Анна Литвинова
Когда миллиона мало
Памяти Тани Поляковой
Роман основан на реальных событиях
Пролог
— Сильва, вставай! — пробивалось издалека сквозь туман.
Накрылась подушкой, натянула поверх нее одеяло.
— Сильва, подъем! — Голос мачехи совсем над ухом. Руки холодные, пальцы цепкие. Разоряет ее гнездо, выковыривает наружу.
— Ну, пожалуйста! Пять минут еще!
Одеяло и подушку сорвала, швырнула на пол. Отдернула шторы, люстру врубила во все шестнадцать лампочек.
Веки склеены. Пробуешь разлепить — словно горячий песок сыплют. Во сколько она уснула? Играть закончила в три утра. Потом еще вертелась. Переживала из-за проигрыша, продумывала стратегию на завтра.
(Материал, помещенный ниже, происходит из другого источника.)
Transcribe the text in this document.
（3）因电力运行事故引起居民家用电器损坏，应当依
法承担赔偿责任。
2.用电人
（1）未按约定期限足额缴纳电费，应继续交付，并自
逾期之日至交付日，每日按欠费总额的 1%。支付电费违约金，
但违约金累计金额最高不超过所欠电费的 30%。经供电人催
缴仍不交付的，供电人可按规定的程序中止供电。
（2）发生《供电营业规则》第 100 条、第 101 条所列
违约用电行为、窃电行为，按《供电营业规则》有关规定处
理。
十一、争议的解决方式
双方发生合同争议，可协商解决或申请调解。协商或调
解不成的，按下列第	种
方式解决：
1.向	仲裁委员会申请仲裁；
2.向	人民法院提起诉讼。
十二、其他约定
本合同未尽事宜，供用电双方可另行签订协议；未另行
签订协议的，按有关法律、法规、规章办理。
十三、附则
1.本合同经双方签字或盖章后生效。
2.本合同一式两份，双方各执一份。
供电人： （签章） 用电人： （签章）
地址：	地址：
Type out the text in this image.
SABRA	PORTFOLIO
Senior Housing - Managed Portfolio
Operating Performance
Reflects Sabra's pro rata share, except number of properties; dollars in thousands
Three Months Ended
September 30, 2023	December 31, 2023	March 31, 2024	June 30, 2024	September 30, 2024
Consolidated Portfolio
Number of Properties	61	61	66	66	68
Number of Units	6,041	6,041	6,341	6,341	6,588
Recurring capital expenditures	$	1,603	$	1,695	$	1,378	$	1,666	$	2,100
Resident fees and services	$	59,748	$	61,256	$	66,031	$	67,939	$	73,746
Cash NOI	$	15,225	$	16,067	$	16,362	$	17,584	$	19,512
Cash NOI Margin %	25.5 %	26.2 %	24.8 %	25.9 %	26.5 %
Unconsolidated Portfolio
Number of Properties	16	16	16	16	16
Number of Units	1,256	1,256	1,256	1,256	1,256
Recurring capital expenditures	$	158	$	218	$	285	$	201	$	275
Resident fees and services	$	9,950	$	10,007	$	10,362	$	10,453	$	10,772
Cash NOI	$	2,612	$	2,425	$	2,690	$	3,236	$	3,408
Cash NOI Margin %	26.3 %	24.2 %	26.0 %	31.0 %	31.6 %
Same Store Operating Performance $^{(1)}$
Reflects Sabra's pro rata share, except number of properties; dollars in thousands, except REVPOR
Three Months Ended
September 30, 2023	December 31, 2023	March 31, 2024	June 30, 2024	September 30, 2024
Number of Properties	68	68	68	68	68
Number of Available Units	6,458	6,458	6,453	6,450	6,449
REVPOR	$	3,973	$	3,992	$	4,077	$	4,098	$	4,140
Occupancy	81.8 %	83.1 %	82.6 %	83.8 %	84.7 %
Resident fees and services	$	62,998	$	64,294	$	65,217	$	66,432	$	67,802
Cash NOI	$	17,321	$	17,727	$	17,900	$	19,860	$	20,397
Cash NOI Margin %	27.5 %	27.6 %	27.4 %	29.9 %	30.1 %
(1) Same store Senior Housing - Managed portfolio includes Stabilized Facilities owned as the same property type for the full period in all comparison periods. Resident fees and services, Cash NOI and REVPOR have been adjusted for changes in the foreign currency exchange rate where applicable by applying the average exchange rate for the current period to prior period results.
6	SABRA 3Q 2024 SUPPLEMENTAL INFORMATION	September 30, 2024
— Сильва, уже половина восьмого!
Попыталась приподнять голову, не смогла, простонала:
— Пофиг.
— Да сколько это будет продолжаться! — Голос мачехи бьет прямо в мозг, сыплет булыжники на затылок. Ухватила ее за щиколотки, стягивает с кровати — руки сильные, в тренажерке накачала. Сильва попыталась удержаться за изголовье, но пальцы соскользнули. Грохнулась на пол, ушибла пятую точку. Заорала:
— Да отвали ты от меня!
— Что ты сказала, дрянь?
— Что слышала! Не смей меня трогать, сука!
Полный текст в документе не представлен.